Monday, May 2, 2011



this is the view from the Hodge's back yard, looking northwest, toward the famous Peaks of Otter, that form high points along the Blue Ridge Mountains. What a sight!


After an overnight stop on Thursday, April 28, in Conover, North Carolina, we made our final run through Winston-Salem and Greensboro, NC on Friday morning and then up US 29 into southern Virginia by way of Danville, turning at Lynchburg, west into Bedford, arriving at about 5 p.m.


This is the home of our dear friends, Elmer and Sue Hodge, in Bedford, where we will stay while in Virginia. It was a beautiful drive! And it was great to greet them once again. We look forward to our time in Bedford, to be with the members of the Bedford Branch and spend time with the Hodges.


These Smoky Mountains are worth seeing, if you ever come this way, into eastern Tennessee and western North Carolina, you should take a drive into these beautiful mountains. It was worth our entire trip just to stand on this mountain crest and look off, east, into North Carolina's portion of these wonderful mountains.


We met this young couple and their 2 yr -old daughter, Cloie. The husband told us he had walked the entire trail (over 2,000 miles, a couple of years ago), but, today, they were going as a family, just a few miles up the trail and camp overnite, and then return. He said this is the highest and roughest portion of the entire trail, here, through this part of the Smoky's.

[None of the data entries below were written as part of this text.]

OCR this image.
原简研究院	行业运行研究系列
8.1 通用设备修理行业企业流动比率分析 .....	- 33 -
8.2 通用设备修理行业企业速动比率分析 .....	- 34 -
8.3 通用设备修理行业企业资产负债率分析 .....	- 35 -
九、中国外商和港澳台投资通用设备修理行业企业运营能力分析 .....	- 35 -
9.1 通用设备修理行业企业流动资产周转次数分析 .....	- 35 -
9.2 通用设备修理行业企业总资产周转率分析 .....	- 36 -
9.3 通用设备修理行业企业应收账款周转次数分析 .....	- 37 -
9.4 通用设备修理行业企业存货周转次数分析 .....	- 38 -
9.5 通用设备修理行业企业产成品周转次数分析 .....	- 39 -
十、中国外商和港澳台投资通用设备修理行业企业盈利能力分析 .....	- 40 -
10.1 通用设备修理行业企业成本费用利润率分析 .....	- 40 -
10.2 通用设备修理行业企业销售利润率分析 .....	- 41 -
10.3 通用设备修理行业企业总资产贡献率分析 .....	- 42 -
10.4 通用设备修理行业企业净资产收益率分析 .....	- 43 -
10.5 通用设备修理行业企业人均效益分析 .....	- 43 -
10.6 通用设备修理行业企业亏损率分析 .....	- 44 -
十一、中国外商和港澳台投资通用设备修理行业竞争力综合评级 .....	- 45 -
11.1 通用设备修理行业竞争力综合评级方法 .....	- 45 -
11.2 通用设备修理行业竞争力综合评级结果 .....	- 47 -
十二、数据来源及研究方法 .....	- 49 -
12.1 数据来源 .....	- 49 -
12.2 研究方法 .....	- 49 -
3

At this scenic overlook, high in the Smoky Mountains of Tennessee we realized we were looking at a portion of the Applalachian Trail, which extends on into Georgia. It was impressive to note that we were at a point on the trail, 1,972 miles from its starting point at Mount Katahdin in Northern Maine. I was in Northern Maine as a young, 20-yr-old missionary, and took pictures of this famous mountain, as it's upper slopes are the first place each morning where the sun touches the continental United States.